Altering of the Electric and Magnetic Dipole Transition Probability of Eu3+ in YPO4 Lattice by Codoping of K+ Ion: Potential Materials for Imaging and Heating

Aqueous, dispersible, luminescent YPO4:Eu3+-K+ and hybrid magnetic-luminescent Fe3O4@YPO4:Eu3+-K+ nanoparticles are prepared at an optimum temperature with a simple synthesis route. The shape of YPO4:Eu3+-K+ nanoparticles is found to be nanorods. Photoluminescence spectrum of a sample upon excitation at 395 nm shows the characteristic peaks of Eu3+ such as magnetic–dipole transition (5D0 → 7F1) at 592 nm, the electric–dipole transition (5D0 → 7F2) at 615 nm, and electric–dipole transition (5D0 → 7F4) at 695 nm. Luminescence intensity increases with K+ doping. Interestingly, their luminescence intensities are almost the same.

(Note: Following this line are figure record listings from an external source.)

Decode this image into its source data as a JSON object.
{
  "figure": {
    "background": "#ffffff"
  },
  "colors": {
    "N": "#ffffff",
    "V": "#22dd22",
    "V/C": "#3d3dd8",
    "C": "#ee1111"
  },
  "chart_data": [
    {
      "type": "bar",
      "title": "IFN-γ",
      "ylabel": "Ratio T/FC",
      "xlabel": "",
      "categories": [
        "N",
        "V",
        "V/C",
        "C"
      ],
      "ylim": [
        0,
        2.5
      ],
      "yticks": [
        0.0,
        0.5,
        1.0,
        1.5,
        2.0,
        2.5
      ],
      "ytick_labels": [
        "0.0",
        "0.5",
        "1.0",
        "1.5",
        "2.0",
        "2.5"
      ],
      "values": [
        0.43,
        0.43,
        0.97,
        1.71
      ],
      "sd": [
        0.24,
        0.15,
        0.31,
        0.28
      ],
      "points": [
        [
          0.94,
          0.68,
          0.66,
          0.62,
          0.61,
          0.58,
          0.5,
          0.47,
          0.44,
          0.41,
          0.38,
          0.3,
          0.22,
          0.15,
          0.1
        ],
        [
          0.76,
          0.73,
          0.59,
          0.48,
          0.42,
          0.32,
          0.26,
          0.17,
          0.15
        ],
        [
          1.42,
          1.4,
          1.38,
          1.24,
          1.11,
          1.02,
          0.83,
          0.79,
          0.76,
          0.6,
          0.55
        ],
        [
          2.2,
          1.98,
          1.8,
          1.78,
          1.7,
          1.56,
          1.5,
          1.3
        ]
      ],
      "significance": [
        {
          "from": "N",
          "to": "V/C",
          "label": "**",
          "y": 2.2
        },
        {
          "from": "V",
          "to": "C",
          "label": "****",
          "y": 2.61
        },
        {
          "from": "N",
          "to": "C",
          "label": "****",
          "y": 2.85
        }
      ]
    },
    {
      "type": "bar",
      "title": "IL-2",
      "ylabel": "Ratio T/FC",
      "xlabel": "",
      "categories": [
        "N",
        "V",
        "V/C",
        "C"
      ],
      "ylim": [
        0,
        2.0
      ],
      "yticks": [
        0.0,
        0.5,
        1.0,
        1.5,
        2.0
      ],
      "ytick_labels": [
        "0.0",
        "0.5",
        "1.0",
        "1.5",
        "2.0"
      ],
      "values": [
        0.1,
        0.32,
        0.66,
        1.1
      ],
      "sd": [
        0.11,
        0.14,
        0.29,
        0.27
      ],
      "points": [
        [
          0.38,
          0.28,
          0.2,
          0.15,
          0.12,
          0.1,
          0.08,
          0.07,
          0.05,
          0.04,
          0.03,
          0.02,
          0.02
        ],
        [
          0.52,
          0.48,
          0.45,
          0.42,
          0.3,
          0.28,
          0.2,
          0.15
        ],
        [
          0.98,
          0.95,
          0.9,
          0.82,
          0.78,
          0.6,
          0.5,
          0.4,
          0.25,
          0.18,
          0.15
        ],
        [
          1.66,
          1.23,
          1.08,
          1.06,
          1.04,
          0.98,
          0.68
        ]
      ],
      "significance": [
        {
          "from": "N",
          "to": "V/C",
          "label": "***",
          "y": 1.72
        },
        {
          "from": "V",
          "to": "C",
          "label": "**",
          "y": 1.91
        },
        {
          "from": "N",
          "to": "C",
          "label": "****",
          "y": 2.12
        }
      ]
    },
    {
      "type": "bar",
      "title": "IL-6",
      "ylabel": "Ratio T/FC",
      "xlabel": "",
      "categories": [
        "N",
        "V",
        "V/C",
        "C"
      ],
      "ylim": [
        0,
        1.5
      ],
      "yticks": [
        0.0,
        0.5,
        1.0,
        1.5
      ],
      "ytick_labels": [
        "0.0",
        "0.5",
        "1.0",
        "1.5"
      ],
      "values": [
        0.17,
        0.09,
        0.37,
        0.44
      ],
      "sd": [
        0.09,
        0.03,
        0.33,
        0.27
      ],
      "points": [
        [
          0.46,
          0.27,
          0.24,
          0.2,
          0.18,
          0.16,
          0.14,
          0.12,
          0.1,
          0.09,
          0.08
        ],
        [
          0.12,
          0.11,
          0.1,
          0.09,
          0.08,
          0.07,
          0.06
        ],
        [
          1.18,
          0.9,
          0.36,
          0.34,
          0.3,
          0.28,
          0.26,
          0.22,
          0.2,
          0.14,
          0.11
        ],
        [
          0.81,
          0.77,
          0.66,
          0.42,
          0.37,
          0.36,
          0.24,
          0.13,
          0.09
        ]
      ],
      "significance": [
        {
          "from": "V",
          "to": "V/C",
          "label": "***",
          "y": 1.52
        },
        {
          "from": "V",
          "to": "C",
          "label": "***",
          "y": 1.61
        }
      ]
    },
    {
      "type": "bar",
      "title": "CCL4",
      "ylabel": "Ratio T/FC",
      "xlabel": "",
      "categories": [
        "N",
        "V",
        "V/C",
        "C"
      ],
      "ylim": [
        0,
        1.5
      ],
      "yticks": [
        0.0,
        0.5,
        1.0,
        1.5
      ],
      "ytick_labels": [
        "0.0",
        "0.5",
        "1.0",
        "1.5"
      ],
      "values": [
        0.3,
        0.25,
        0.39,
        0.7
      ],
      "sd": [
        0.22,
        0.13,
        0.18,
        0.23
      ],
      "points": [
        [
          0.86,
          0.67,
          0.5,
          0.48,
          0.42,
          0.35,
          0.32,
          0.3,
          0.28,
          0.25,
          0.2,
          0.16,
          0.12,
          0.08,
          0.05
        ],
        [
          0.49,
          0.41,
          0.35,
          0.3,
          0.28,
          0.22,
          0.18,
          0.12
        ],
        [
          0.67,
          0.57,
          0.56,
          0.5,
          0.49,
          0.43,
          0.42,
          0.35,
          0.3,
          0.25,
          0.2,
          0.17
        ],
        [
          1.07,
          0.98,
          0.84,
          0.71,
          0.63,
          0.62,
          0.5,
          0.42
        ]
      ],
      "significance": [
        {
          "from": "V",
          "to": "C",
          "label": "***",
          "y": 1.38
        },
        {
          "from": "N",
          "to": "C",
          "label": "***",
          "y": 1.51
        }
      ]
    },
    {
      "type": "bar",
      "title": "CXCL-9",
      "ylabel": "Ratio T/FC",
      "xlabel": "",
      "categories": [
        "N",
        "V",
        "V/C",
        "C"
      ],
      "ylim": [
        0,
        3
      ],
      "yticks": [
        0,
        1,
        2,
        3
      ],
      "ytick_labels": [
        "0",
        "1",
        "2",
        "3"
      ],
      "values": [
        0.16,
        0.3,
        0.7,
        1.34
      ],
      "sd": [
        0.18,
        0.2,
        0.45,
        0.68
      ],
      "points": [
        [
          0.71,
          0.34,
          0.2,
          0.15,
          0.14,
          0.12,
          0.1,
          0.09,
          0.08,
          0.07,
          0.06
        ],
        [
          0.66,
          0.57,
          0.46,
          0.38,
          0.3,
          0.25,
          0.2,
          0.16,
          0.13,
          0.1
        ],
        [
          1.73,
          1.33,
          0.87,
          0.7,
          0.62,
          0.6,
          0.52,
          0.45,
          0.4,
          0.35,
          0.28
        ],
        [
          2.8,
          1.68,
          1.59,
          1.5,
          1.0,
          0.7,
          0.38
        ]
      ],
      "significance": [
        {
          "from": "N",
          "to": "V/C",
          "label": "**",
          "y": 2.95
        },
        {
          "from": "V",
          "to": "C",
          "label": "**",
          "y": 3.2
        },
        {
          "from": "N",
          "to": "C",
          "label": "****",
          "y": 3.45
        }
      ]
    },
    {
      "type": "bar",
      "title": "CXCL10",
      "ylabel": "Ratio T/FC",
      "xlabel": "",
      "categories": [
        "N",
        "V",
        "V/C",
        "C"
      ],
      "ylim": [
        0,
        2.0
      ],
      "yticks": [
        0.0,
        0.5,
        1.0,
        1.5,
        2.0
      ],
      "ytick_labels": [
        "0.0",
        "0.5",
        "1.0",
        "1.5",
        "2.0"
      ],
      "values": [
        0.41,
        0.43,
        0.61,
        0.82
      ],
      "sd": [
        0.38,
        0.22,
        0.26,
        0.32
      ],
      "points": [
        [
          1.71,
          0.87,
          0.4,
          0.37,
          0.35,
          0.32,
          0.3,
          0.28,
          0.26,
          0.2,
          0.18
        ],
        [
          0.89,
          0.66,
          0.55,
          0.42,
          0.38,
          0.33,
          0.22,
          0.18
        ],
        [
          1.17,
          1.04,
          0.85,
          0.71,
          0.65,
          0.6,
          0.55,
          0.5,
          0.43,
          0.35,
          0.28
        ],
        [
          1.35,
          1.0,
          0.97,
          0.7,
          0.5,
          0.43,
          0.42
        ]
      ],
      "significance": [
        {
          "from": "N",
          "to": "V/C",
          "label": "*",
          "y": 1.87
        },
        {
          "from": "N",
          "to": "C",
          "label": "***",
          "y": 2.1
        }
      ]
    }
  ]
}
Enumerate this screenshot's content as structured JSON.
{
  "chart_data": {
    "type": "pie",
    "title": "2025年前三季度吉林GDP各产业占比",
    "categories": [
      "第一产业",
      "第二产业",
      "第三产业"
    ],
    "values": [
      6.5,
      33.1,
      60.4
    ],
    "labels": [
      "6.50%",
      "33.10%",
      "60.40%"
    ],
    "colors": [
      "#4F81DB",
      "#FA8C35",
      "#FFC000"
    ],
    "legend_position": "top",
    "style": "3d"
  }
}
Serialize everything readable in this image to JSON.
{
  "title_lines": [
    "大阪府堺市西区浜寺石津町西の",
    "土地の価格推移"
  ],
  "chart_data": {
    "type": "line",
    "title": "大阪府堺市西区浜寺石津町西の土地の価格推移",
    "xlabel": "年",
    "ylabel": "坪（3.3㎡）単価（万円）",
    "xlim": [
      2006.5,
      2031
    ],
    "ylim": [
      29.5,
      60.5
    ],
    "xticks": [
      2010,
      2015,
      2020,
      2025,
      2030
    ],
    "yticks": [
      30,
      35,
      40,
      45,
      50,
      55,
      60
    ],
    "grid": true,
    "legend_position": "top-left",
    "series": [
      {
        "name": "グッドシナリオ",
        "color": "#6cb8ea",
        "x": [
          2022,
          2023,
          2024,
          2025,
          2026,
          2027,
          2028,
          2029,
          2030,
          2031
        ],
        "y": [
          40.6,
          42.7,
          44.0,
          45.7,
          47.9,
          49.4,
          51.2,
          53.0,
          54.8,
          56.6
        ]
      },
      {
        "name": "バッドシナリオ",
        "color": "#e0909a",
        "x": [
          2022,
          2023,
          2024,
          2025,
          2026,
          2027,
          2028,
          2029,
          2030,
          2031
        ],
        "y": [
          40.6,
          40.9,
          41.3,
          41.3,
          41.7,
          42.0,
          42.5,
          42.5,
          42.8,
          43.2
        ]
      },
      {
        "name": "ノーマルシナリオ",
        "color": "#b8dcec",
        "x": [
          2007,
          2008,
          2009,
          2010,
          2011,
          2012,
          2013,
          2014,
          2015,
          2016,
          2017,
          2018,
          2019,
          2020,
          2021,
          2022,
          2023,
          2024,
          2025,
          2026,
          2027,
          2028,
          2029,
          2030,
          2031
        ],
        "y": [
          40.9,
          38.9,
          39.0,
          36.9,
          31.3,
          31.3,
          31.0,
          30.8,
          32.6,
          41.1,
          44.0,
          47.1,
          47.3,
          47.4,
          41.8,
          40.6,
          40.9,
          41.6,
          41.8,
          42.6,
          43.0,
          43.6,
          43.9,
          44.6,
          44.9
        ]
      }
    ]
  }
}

This could be explained by the polarizability effect of the PO4 3– group and K+ upon emission of Eu3+. This high intensity at 695 nm will be useful in bioimaging since this wavelength falls in biological window I. This hybrid material shows a hyperthermia temperature under an AC magnetic field, making this material a potential candidate for cancer therapy.